Janet Lane on Waler Data Base @ Facebook. Image: Sunday Times, Perth, Sunday 26 May 1912.
Cleveland Bay – an important background breed of the Waler. Now the rarest horse breed in the world – facing extinction – this handsome, superlative horse breed was once highly popular in Australia.
Australian Town and Country Journal, Sydney, Wednesday 23 September 1903. Freedom was a much admired horse and always had a full book of mares. He was a coaching stallion, his breeding almost all Cleveland Bay.
Originally from the North Riding of Yorkshire, Cleveland area, a great horse breeding area. Known by origin, colour, type and name (usually called Clevelands early on) by the mid 1600’s. Widely used as pack-horses before roads were improved for wheeled transport. Over the ages, adapted for heavy coach work – the ‘encumbrances’ of the middle ages – to lighter coach work, light agricultural use, stylish carriage horses and riding horses. Probably at their peak in Regency days when the cut of your horse was everything and ladies almost always rode a bay and had them to carriage, it being the height of good taste to have bays; never seen as vulgar. Uses dictated their type – heavier, lighter, more showy action all took a turn.
‘Mr. Philip Charley’s Cleveland Bay stallion.’
Critic, Adelaide, Wednesday 18 September 1907
Charley imported several Cleveland Bays and Roadsters; in fact his best Roadsters consisted of a lot of Cleveland Bay. He bred horses for the India trade and for utility horses here. His horses were top quality; money was no object with Philip Charley.
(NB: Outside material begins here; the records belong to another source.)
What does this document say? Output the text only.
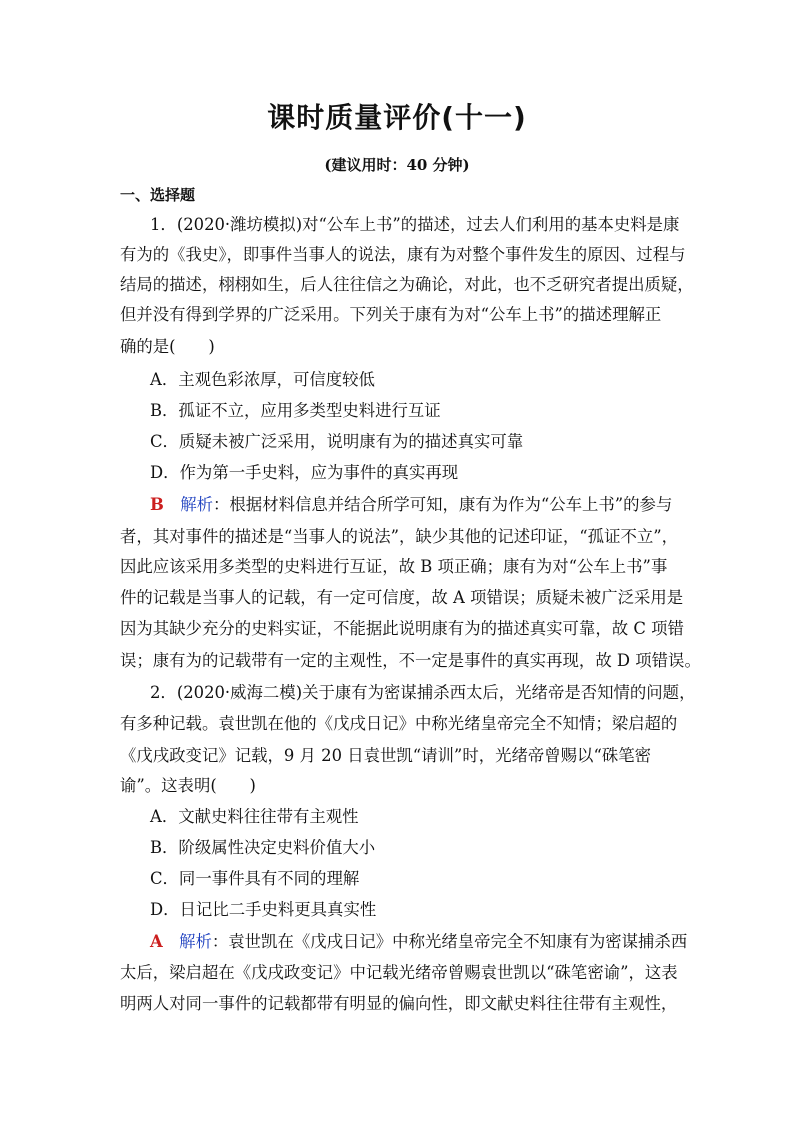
课时质量评价(十一)
(建议用时：40 分钟)
一、选择题
1．(2020·潍坊模拟)对“公车上书”的描述，过去人们利用的基本史料是康
有为的《我史》，即事件当事人的说法，康有为对整个事件发生的原因、过程与
结局的描述，栩栩如生，后人往往信之为确论，对此，也不乏研究者提出质疑，
但并没有得到学界的广泛采用。下列关于康有为对“公车上书”的描述理解正
确的是(　　)
A．主观色彩浓厚，可信度较低
B．孤证不立，应用多类型史料进行互证
C．质疑未被广泛采用，说明康有为的描述真实可靠
D．作为第一手史料，应为事件的真实再现
B　 解析：根据材料信息并结合所学可知，康有为作为“公车上书”的参与
者，其对事件的描述是“当事人的说法”，缺少其他的记述印证，“孤证不立”，
因此应该采用多类型的史料进行互证，故 B 项正确；康有为对“公车上书”事
件的记载是当事人的记载，有一定可信度，故 A 项错误；质疑未被广泛采用是
因为其缺少充分的史料实证，不能据此说明康有为的描述真实可靠，故 C 项错
误；康有为的记载带有一定的主观性，不一定是事件的真实再现，故 D 项错误。
2．(2020·威海二模)关于康有为密谋捕杀西太后，光绪帝是否知情的问题，
有多种记载。袁世凯在他的《戊戌日记》中称光绪皇帝完全不知情；梁启超的
《戊戌政变记》记载，9 月 20 日袁世凯“请训”时，光绪帝曾赐以“硃笔密
谕”。这表明(　　)
A．文献史料往往带有主观性
B．阶级属性决定史料价值大小
C．同一事件具有不同的理解
D．日记比二手史料更具真实性
A　 解析：袁世凯在《戊戌日记》中称光绪皇帝完全不知康有为密谋捕杀西
太后，梁启超在《戊戌政变记》中记载光绪帝曾赐袁世凯以“硃笔密谕”，这表
明两人对同一事件的记载都带有明显的偏向性，即文献史料往往带有主观性，
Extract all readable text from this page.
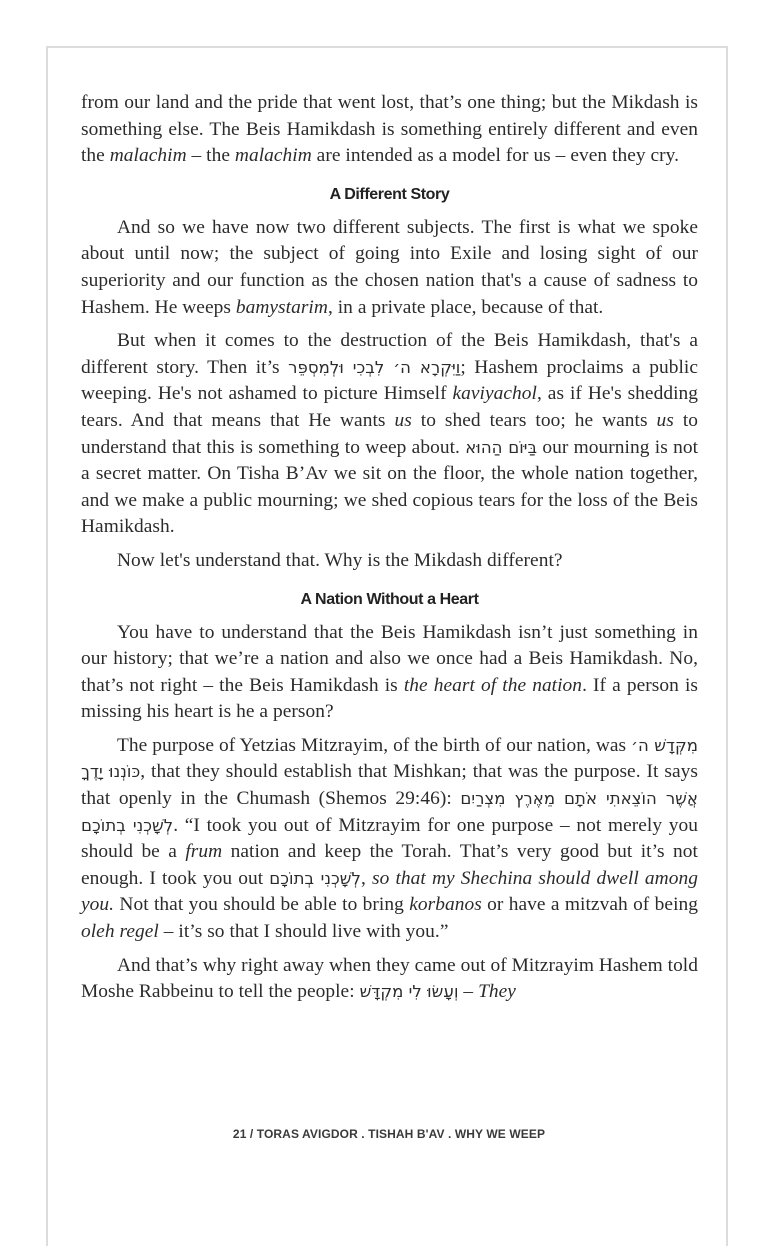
from our land and the pride that went lost, that’s one thing; but the Mikdash is something else. The Beis Hamikdash is something entirely different and even the malachim – the malachim are intended as a model for us – even they cry.

A Different Story

And so we have now two different subjects. The first is what we spoke about until now; the subject of going into Exile and losing sight of our superiority and our function as the chosen nation that's a cause of sadness to Hashem. He weeps bamystarim, in a private place, because of that.

But when it comes to the destruction of the Beis Hamikdash, that's a different story. Then it’s וַיִּקְרָא ה׳ לִבְכִי וּלְמִסְפֵּר; Hashem proclaims a public weeping. He's not ashamed to picture Himself kaviyachol, as if He's shedding tears. And that means that He wants us to shed tears too; he wants us to understand that this is something to weep about. בַּיּוֹם הַהוּא our mourning is not a secret matter. On Tisha B’Av we sit on the floor, the whole nation together, and we make a public mourning; we shed copious tears for the loss of the Beis Hamikdash.

Now let's understand that. Why is the Mikdash different?

A Nation Without a Heart

You have to understand that the Beis Hamikdash isn’t just something in our history; that we’re a nation and also we once had a Beis Hamikdash. No, that’s not right – the Beis Hamikdash is the heart of the nation. If a person is missing his heart is he a person?

The purpose of Yetzias Mitzrayim, of the birth of our nation, was מִקְּדָשׁ ה׳ כּוֹנְנוּ יָדֶךָ, that they should establish that Mishkan; that was the purpose. It says that openly in the Chumash (Shemos 29:46): אֲשֶׁר הוֹצֵאתִי אֹתָם מֵאֶרֶץ מִצְרַיִם לְשָׁכְנִי בְתוֹכָם. “I took you out of Mitzrayim for one purpose – not merely you should be a frum nation and keep the Torah. That’s very good but it’s not enough. I took you out לְשָׁכְנִי בְתוֹכָם, so that my Shechina should dwell among you. Not that you should be able to bring korbanos or have a mitzvah of being oleh regel – it’s so that I should live with you.”

And that’s why right away when they came out of Mitzrayim Hashem told Moshe Rabbeinu to tell the people: וְעָשׂוּ לִי מִקְדָּשׁ – They

21 / TORAS AVIGDOR . TISHAH B'AV . WHY WE WEEP
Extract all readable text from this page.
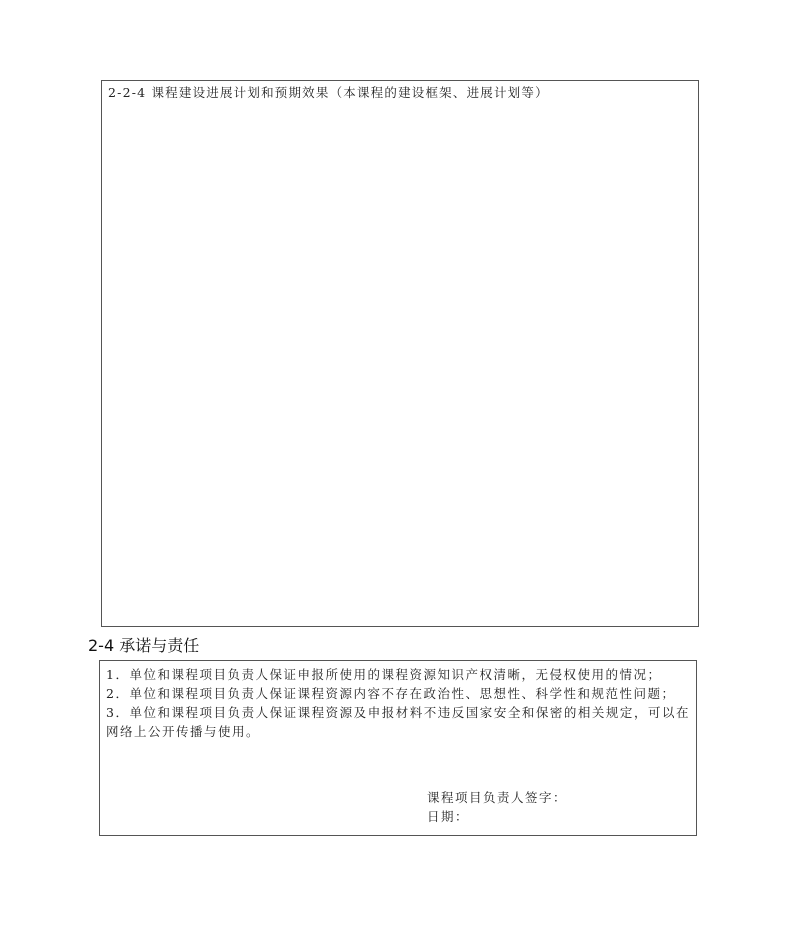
2-2-4 课程建设进展计划和预期效果（本课程的建设框架、进展计划等）
2-4 承诺与责任
1．单位和课程项目负责人保证申报所使用的课程资源知识产权清晰，无侵权使用的情况；
2．单位和课程项目负责人保证课程资源内容不存在政治性、思想性、科学性和规范性问题；
3．单位和课程项目负责人保证课程资源及申报材料不违反国家安全和保密的相关规定，可以在网络上公开传播与使用。
课程项目负责人签字：
日期：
Ovens and Murray Advertiser, Beechworth, Vic., Saturday 11 November 1893
Cleveland Bays were extensively used from our earliest days to breed horses for within Australia, and for the massive export trade. Their blood went into the Roadster, Hackney, Thoroughbred, Yorkshire Coach Horse, Standardbred and other breeds.
A good big upstanding horse, generally 16 hh and up; all bay, with tremendous bone – in colonial days measuring 10 inches usually. Clean legs. Lovely strong noble head, often a little Roman-nosed. Usually no white; sometimes a bit was seen before the studbook was formed, in 1883 in the UK, and 1975 in Australia. Athletic. Good-natured. Versatile.
The Yorkshire Coach Horse, now extinct, was considered a breed once, developed from a Cleveland Bay crossed to a Thoroughbred, then back to a Cleveland Bay.
Breeds go extinct fast.
By the 1960’s they were out of fashion – horses were no longer used for work and people were only just starting to use them for sport, and often making, shall we say, ‘fashionable’ choices. The Queen, Elizabeth II, set about to save this breed, native to her land, and did this almost single-handedly. Her father King George had a lovely team of Cleveland Bays. Prince Philip also took up driving them, helping them regain popularity and showing their abilities superbly.
They were here in the 1820’s; possibly came even earlier. The Australian Agricultural Company imported many early on. A magnificent breed. Their use for breeding Walers dropped off heavily from 1902 (after the Boer War), when Banjo Patterson churned out articles on how to breed military horses – being a Thoroughbred man, his loathing of coachers, Roadsters and Clevelands influenced many. He did much harm in his pursuit of personal fame.
A good Waler looks more like a Cleveland Bay than any other breed. You can help support them from becoming extinct by supporting their breed organisation. One of the world’s great breeds, considered by many as the oldest horse breed of all. Certainly the oldest documented, having lineages traced back to the 1600’s. Not many photos in archives sorry; these are all newspaper pics.